Dalam kehidupan berkeluarga atau setelah menikah sering kita temukan pasangan yang belum memiliki anak. Banyak faktor penyebabnya, tetapi yang dominan faktor medis atau bisa juga faktor keturunan. Pada umumnya di masyarakat kita jika seseorang telah menikah pasti mengharapkan lahirnya seorang momongan. Berbagai upaya dilakukan untuk mendapatkan si buah hati, bahkan ada yang nengadopsi anak untuk “memancing” lahirnya anak sendiri. 

Pada umumnya jarang kita temukan sepasang suami istri yang telah menikah tidak berharap lahirnya anak. Kalaupun ada pastilah sebuah kasuistik, yang mungkin dianggap keanehan.

Namun demikian, dalam masyarakat dunia saat ini yang tingkat komunikasi dan interaksi sudah demikian intens, mudah dan cepat berbagai paham baru, budaya dan ideologi begitu mudahnya masuk dan mempengaruhi masyarakat. Dan, salah satu budaya atau katakanlah pemikiran yang muncul termasuk dalam corak kehidupan berkeluarga. Di kalangan keluarga masyarakat Barat misalnya muncul tren atau pemikiran yang disebut childfree. Yakni pasangan yang sudah atau akan menikah ingin hidup tanpa memiliki anak. Mereka hanya ingin berdua saja, tanpa beban. 

Bisa dipahami, paham childfree muncul karena negara Barat yang dominan pemikiran  sekuler selalu bertitik tolak bahwa hidup ini adalah untuk mencari kesenangan. Mereka tidak mengkaitkan aktivitas kehidupan ini dengan keyakinan spiritual atau bahwa hidup ini untuk beribadah kepada Allah untuk meraih kehidupan yang kekal setelah adanya kematian.

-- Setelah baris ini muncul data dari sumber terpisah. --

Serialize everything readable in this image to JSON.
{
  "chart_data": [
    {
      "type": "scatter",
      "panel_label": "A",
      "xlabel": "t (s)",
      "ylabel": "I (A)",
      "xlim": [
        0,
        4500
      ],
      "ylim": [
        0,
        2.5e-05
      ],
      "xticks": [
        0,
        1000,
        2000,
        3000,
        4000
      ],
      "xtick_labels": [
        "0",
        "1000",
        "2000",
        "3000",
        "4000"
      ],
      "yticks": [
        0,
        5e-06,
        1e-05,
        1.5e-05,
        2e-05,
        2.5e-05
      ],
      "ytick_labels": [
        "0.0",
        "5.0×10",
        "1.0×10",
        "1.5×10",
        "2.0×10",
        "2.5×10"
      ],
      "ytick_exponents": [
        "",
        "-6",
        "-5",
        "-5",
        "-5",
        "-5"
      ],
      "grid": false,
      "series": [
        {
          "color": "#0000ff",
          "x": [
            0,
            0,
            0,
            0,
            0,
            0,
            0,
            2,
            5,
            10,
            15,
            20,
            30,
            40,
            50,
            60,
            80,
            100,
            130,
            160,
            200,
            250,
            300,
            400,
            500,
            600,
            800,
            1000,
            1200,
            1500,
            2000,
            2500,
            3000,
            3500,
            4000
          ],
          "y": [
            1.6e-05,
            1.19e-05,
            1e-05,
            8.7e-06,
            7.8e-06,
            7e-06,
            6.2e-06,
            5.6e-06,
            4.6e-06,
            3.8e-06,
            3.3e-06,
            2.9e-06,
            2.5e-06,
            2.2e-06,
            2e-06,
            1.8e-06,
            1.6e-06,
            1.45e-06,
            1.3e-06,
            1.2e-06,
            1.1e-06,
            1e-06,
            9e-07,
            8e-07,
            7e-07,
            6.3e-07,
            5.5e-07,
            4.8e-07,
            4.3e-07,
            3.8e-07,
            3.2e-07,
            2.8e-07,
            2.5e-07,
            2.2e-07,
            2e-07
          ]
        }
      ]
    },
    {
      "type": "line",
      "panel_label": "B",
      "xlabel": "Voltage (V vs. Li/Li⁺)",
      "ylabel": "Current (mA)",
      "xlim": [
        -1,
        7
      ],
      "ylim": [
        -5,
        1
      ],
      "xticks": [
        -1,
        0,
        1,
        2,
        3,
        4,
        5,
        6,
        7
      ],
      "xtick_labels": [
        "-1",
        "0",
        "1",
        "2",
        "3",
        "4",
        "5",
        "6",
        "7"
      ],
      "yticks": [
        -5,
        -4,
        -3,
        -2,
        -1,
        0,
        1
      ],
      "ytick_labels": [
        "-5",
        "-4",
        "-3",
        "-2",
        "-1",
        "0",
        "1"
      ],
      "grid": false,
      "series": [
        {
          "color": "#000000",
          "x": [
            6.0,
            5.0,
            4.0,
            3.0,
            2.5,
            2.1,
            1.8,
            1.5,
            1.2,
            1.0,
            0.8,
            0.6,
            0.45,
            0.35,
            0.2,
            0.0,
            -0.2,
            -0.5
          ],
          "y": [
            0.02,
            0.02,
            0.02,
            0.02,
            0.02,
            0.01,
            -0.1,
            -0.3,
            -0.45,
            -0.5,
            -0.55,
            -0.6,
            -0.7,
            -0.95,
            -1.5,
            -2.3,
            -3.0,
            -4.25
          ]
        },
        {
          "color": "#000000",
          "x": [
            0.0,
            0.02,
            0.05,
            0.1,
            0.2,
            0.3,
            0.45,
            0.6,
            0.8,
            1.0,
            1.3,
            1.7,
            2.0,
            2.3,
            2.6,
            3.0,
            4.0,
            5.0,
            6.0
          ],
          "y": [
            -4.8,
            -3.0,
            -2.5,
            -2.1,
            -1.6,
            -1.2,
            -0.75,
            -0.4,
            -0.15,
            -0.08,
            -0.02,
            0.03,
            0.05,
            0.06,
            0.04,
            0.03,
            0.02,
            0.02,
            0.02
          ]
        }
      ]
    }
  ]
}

Demikian pula bahwa di Barat tumbuh subur  gerakan feminisme yang banyak menuntut persamaan hak antara laki-laki dan perempuan, sehingga mereka ingin bebas dan berkiprah lebih luas di ruang publik sama halnya dengan kaum laki. Karena itu tidaklah asing kalau paham seperti childfree ini bisa subur tumbuh dan berkembang.

Karena itu pemikiran hidup berkeluarga menurut model childfree sangatlah tidak cocok buat Indonesia yang mayoritas beragama Islam dan memiliki konsep yang suci dan luhur dalam berkeluarga.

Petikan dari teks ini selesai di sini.